EMOM for 10 Minutes
Straight Set or :30 seconds of Chest to Bar Pull-Ups
For the skill work today we are working on maintaining a set of chest to bar pull-ups for 10 rounds. If you aren’t quite yet able to perform sets of this skill feel free to jump up for two small sets to get some extra reps in but make sure not to work for anymore that 30 seconds per round. Keep in mind that you will be completing 10 rounds of this skill so even 3-5 reps will add up to quite a few pull-ups. Watch your hands and switch to strict pull-ups or ring rows if needed.
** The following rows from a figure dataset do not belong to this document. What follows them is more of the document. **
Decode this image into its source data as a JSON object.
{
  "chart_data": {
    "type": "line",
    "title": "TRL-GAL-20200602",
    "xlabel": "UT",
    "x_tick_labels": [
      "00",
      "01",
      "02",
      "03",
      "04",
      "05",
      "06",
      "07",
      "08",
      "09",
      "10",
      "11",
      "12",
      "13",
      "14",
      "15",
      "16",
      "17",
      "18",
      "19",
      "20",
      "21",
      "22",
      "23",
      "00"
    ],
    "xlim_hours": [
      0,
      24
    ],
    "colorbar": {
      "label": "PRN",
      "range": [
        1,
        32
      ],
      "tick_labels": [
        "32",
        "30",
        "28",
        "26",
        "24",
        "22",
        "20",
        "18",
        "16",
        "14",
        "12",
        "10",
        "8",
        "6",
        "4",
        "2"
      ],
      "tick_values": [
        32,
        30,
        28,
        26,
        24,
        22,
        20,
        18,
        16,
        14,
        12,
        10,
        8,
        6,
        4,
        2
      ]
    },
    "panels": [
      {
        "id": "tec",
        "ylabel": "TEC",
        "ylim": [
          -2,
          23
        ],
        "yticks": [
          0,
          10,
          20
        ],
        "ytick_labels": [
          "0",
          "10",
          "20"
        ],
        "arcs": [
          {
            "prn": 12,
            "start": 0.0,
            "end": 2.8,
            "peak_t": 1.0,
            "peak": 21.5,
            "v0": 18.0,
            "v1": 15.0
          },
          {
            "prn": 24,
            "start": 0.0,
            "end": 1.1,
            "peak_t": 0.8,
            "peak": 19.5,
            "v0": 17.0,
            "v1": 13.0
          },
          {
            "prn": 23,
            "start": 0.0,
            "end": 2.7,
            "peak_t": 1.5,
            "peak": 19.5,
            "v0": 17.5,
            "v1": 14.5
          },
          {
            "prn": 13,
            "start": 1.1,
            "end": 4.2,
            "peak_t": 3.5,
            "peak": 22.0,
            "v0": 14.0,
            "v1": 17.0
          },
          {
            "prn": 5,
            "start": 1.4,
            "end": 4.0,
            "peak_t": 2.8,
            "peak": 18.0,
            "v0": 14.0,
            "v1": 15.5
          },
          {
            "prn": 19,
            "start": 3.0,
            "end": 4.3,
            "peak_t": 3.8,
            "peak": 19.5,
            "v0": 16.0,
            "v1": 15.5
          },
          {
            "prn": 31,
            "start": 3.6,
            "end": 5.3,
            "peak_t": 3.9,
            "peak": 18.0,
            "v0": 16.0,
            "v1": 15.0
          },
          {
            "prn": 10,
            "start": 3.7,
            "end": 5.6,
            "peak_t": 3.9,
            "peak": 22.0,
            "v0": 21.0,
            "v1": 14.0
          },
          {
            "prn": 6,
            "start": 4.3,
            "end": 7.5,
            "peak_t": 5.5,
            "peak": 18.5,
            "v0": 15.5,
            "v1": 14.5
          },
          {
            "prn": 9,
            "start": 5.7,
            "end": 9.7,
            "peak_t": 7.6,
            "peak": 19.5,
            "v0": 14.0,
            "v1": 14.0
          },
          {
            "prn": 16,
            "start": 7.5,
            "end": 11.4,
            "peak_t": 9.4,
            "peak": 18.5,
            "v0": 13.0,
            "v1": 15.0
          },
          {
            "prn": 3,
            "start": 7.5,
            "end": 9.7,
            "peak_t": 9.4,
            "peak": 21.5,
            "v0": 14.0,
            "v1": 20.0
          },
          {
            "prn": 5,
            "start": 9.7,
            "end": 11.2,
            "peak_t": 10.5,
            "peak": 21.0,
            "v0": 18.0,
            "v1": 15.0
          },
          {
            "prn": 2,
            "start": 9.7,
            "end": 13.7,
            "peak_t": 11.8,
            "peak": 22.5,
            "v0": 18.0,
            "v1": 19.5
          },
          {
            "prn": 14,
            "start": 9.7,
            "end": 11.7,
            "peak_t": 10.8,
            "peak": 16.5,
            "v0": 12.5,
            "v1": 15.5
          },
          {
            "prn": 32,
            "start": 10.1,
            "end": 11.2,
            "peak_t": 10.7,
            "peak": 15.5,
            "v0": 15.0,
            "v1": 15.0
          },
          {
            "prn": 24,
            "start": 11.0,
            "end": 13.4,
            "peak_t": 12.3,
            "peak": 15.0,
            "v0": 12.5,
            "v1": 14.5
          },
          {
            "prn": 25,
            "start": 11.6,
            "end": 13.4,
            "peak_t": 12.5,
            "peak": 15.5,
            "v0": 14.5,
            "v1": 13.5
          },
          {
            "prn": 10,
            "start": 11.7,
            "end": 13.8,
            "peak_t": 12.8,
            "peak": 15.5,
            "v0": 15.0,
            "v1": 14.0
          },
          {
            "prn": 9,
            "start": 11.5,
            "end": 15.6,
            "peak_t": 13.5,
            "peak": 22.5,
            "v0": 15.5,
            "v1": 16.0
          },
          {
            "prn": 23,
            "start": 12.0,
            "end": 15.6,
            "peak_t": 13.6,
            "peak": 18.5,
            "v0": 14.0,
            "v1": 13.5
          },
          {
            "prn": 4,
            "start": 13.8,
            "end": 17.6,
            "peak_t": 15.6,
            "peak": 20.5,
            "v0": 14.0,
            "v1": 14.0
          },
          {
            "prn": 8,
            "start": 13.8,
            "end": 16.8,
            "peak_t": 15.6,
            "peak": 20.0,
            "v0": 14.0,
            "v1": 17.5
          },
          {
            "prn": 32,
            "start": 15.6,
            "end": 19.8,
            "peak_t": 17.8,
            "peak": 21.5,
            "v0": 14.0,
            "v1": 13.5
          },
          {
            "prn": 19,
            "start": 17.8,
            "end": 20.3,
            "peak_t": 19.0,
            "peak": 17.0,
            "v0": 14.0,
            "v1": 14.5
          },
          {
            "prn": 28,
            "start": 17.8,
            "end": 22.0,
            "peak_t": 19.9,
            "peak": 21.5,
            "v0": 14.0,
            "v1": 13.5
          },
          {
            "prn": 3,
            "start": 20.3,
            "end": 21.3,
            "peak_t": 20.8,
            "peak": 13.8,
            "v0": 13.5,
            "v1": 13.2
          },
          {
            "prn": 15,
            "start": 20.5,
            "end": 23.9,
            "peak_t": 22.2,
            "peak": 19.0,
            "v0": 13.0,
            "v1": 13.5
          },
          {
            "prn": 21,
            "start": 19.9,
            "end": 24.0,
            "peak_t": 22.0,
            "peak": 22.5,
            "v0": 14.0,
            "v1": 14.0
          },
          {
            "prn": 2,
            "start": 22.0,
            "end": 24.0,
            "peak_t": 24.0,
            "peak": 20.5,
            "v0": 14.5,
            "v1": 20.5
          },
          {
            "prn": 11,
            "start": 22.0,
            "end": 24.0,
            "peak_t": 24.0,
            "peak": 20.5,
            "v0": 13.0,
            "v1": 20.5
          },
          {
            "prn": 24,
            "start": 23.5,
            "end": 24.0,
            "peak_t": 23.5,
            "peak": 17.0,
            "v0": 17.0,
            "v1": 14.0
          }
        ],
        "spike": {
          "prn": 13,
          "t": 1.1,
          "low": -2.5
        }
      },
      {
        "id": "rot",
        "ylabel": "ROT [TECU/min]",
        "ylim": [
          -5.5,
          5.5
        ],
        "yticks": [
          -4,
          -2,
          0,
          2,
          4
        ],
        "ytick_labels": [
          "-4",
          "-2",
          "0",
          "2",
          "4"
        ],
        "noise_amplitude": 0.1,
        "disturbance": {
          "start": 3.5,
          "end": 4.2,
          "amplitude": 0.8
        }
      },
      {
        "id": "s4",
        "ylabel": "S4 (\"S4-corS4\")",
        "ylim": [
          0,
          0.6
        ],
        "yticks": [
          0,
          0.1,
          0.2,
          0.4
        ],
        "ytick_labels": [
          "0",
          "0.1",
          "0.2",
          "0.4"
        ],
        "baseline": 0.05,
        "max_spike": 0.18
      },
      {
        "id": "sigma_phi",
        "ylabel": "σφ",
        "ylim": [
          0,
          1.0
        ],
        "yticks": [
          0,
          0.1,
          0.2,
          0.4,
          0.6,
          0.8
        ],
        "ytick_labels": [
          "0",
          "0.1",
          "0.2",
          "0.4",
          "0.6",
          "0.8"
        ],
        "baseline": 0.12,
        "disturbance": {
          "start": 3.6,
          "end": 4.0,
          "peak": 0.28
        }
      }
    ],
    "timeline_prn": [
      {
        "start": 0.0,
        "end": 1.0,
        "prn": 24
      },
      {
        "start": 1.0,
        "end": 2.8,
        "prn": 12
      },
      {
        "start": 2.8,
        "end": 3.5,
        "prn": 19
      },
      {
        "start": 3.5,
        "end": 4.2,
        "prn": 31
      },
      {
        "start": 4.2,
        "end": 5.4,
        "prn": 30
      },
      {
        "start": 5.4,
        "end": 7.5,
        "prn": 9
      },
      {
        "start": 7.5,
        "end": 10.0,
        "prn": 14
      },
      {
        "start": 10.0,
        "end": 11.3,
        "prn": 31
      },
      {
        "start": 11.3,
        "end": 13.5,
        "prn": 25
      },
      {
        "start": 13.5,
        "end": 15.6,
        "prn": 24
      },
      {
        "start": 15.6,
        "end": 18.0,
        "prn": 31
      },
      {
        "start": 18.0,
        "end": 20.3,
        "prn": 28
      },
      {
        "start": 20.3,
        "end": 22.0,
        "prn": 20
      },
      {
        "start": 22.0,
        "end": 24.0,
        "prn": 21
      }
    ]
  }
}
If you are still working on building the strength to be able to do a chest-to-bar pull up you can choose to work on regular chin over bar pull-ups, kipping swings, ring rows, jumping pull-ups with a slow lower down or a combination of any of these skills!
Box Jump 24/20″
Workout Notes: While yesterday’s workout was predominantly barbell, today is all bodyweight. Scale the push-ups as needed so that you can maintain good form and get through the reps at a decent pace. Keep your torso tight and make sure that your chest taps the ground for each rep whether you are working from your toes or your knees here. Don’t be afraid to break up your reps early and often to keep the pace quick on your push-ups. Do your best to hold yourself with whatever standard you start with even if that means working in sets of 2 or 3 or even singles. Move smooth and safe on the box jumps focusing on landing softly on the top of the box with an upright chest and weight in your heels. Scale your box height to something you feel comfortable jumping to rather than stepping up to a higher box.